11. éternelles éphémères
Les fleurs sont des beautés sur le déclin, ne cessant de faner et de nous échapper. Elles sont une métaphore de l’impermanence des phénomènes et de la fragilité du vivant.
Ce jardin tente de faire accéder au sens même des choses, à l’insaisissable beauté des réalités géographiques, et ce à l'image du Petit Prince de Saint-Exupéry : en faisant l'expérience du caractère éphémère des fleurs et en s'évertuant à en capturer l’essence avant leur disparition, on tente de cristalliser leur pouvoir, leur éclat, leur odeur, leur couleur.
Un jardin dense de graminées et de plantes vivaces, aux inflorescences multiples, aux fleurs séchées, envolées, et graines semées, ramène le visiteur vers l’inéluctable fuite du temps. Cette expérience immersive au cœur de l’éphémère, conduit à une clairière de fleurs minérales. Ainsi sont dévoilées des fleurs toujours belles, car passées dans le moulin de l’esprit du poète, des fleurs sans racines, qui n’auraient plus que ce que le peintre a voulu qu’elles gardent de leur essence dans un tableau.
Bien qu’éphémère, la rose du Petit Prince valait à elle seule plus que toutes les réalités durables que connaissait le géographe, car c’est elle qu’il avait apprivoisée. Les réalités passagères et fugitives sont essentielles à notre existence, car elles seules lui donnent un sens. Ne sont point importants les mers, les villes et les paysages, mais les relations riches et profondes que nous établissons entre ces mers, ces villes, ces paysages et nous-mêmes. Nous confronter à notre relation au vivant, là est le réel pouvoir des fleurs.
ConceptRICES
Emeline BROSSARD, paysagiste DPLG, et Lucie BULOT, architecte HMONP
FRANCE
De gauche à droite : Emeline Brossard et Lucie Bulot
"C’est lors d’un cursus en arts appliqués que nous avons commencé à partager un fort intérêt à l’égard de la dimension conceptuelle des aménagements de demain. Nos chemins se sont croisés pour la première fois entre les murs de l’ENSAMAA Olivier de Serres, et n’ont cessé de s’alimenter parallèlement et réciproquement au fil des années, dans des parcours pourtant bien distincts par la suite."
Lucie BULOT
"Mon travail est depuis toujours motivé par un profond désir d’orienter mon parcours vers de nouvelles perspectives, toujours en accord avec mes convictions d’architecte, consciente de l’évolution de sa pratique et désireuse de requestionner ses potentialités.
Je considère l’architecture non pas comme un objet, mais comme une histoire racontée, faite d’hommes, de savoirs, de lieux et de matières.
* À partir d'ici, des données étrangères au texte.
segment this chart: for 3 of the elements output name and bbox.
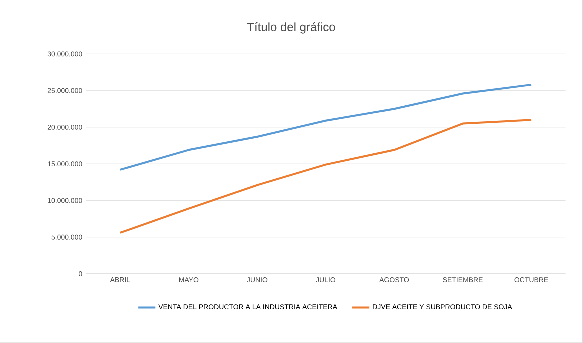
line-series: [119, 119, 533, 234]
chart-title: Título del gráfico: [247, 22, 336, 34]
line-series: [119, 84, 533, 171]
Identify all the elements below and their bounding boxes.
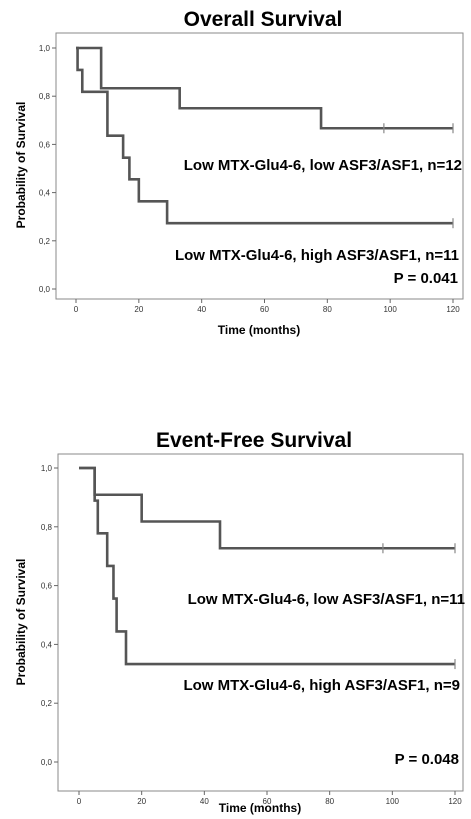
series-label-low-asf: Low MTX-Glu4-6, low ASF3/ASF1, n=12 (184, 157, 462, 174)
x-tick-label: 60 (263, 797, 272, 806)
survival-curve-high-asf (76, 46, 453, 225)
chart-title: Overall Survival (184, 8, 343, 31)
series-label-high-asf: Low MTX-Glu4-6, high ASF3/ASF1, n=11 (175, 247, 459, 264)
x-tick-label: 100 (383, 305, 397, 314)
x-axis-label: Time (months) (218, 323, 300, 337)
p-value: P = 0.048 (395, 751, 459, 768)
x-tick-label: 40 (200, 797, 209, 806)
event-free-survival-panel: Event-Free Survival Probability of Survi… (14, 429, 465, 815)
axes: 0 20 40 60 80 100 120 0,0 0,2 0,4 0,6 0,8 1,0 (41, 464, 462, 806)
x-tick-label: 0 (74, 305, 79, 314)
y-tick-label: 0,8 (41, 523, 53, 532)
overall-survival-panel: Overall Survival Probability of Survival… (14, 8, 464, 337)
series-label-low-asf: Low MTX-Glu4-6, low ASF3/ASF1, n=11 (188, 591, 465, 608)
x-tick-label: 20 (137, 797, 146, 806)
chart-title: Event-Free Survival (156, 429, 352, 452)
y-tick-label: 0,6 (39, 140, 51, 149)
plot-frame (57, 453, 464, 792)
x-tick-label: 0 (77, 797, 82, 806)
y-tick-label: 0,2 (39, 237, 51, 246)
survival-curve-low-asf (79, 466, 455, 550)
y-tick-label: 0,4 (39, 189, 51, 198)
x-axis-label: Time (months) (219, 801, 301, 815)
axes: 0 20 40 60 80 100 120 0,0 0,2 0,4 0,6 0,8 1,0 (39, 44, 460, 314)
y-axis-label: Probability of Survival (14, 102, 28, 229)
x-tick-label: 120 (448, 797, 462, 806)
y-tick-label: 0,6 (41, 582, 53, 591)
x-tick-label: 120 (446, 305, 460, 314)
plot-frame (55, 32, 464, 300)
x-tick-label: 100 (386, 797, 400, 806)
x-tick-label: 40 (197, 305, 206, 314)
x-tick-label: 80 (325, 797, 334, 806)
x-tick-label: 60 (260, 305, 269, 314)
series-label-high-asf: Low MTX-Glu4-6, high ASF3/ASF1, n=9 (183, 677, 460, 694)
survival-curves (76, 46, 454, 229)
p-value: P = 0.041 (394, 270, 458, 287)
y-tick-label: 0,0 (41, 758, 53, 767)
survival-curve-low-asf (76, 46, 453, 130)
x-tick-label: 80 (323, 305, 332, 314)
y-tick-label: 1,0 (39, 44, 51, 53)
y-tick-label: 1,0 (41, 464, 53, 473)
survival-curve-high-asf (79, 466, 455, 666)
y-axis-label: Probability of Survival (14, 559, 28, 686)
y-tick-label: 0,0 (39, 285, 51, 294)
x-tick-label: 20 (134, 305, 143, 314)
y-tick-label: 0,4 (41, 640, 53, 649)
survival-curves (79, 466, 456, 670)
y-tick-label: 0,8 (39, 92, 51, 101)
y-tick-label: 0,2 (41, 699, 53, 708)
Cette approche rend, à mon sens, possible une appropriation active par les hommes et par les femmes, des programmes réinventés, des modèles usés repensés, une matière qu’on transforme, des savoirs qui s’échangent, une grammaire constructive que l’on recompose, des chantiers qui sont des laboratoires. Au cours de mes quatre années d’expérience au sein d’agences internationales (Dominique Perrault, AREP, Wilmotte et Associés,...) qui ont façonné l’architecte que je suis aujourd’hui,
j’ai souhaité faire évoluer mon rapport à la production architecturale, tout en m’ouvrant à de nouveaux champs d’action, tels que l’urbanisme ou encore le paysage. Ma participation au Festival International des Jardins de Chaumont-sur-Loire, en collaboration avec Emeline Brossard, s’inscrit dans cette dynamique."
Emeline BROSSARD
"Sensible à la dimension conceptuelle du projet, l’approche artistique m’a souvent orientée vers l’émergence du projet, quelles que soit les échelles d’intervention. La compréhension contextuelle et culturelle d’un territoire se fait dans le dialogue intrinsèque entre le fragment et la diffusion "hors-limites" du site. L’idée de chaque intervention est de rendre un sens au lieu dans la mise en valeur de ce qui est omniprésent, notamment par le biais du vivant. Cette approche permet d’approfondir au mieux notre regard et l’anticipation des lieux futurs face aux évolutions sociétales. La dimension poétique du lieu semble indissociable de la lecture du paysage que nous faisons, celui-ci nous traverse et les souvenirs que nous conservons font directement appel à nos sens et à nos représentations. L’élargissement progressif de mes études a pu me mener vers des expériences professionnelles diversifiées en agence ou pour mes propres projets, tout en affinant ma démarche de paysagiste dans un enrichissement permanent. Je pratique actuellement ma profession de paysagiste DPLG sur des projets variés à la fois, à mon compte, à travers la France, et en agence de paysage en région parisienne. Ma collaboration avec Lucie Bulot pour le Festival International des Jardins de Chaumont-sur-Loire constitue un bel élan de projet ensemble."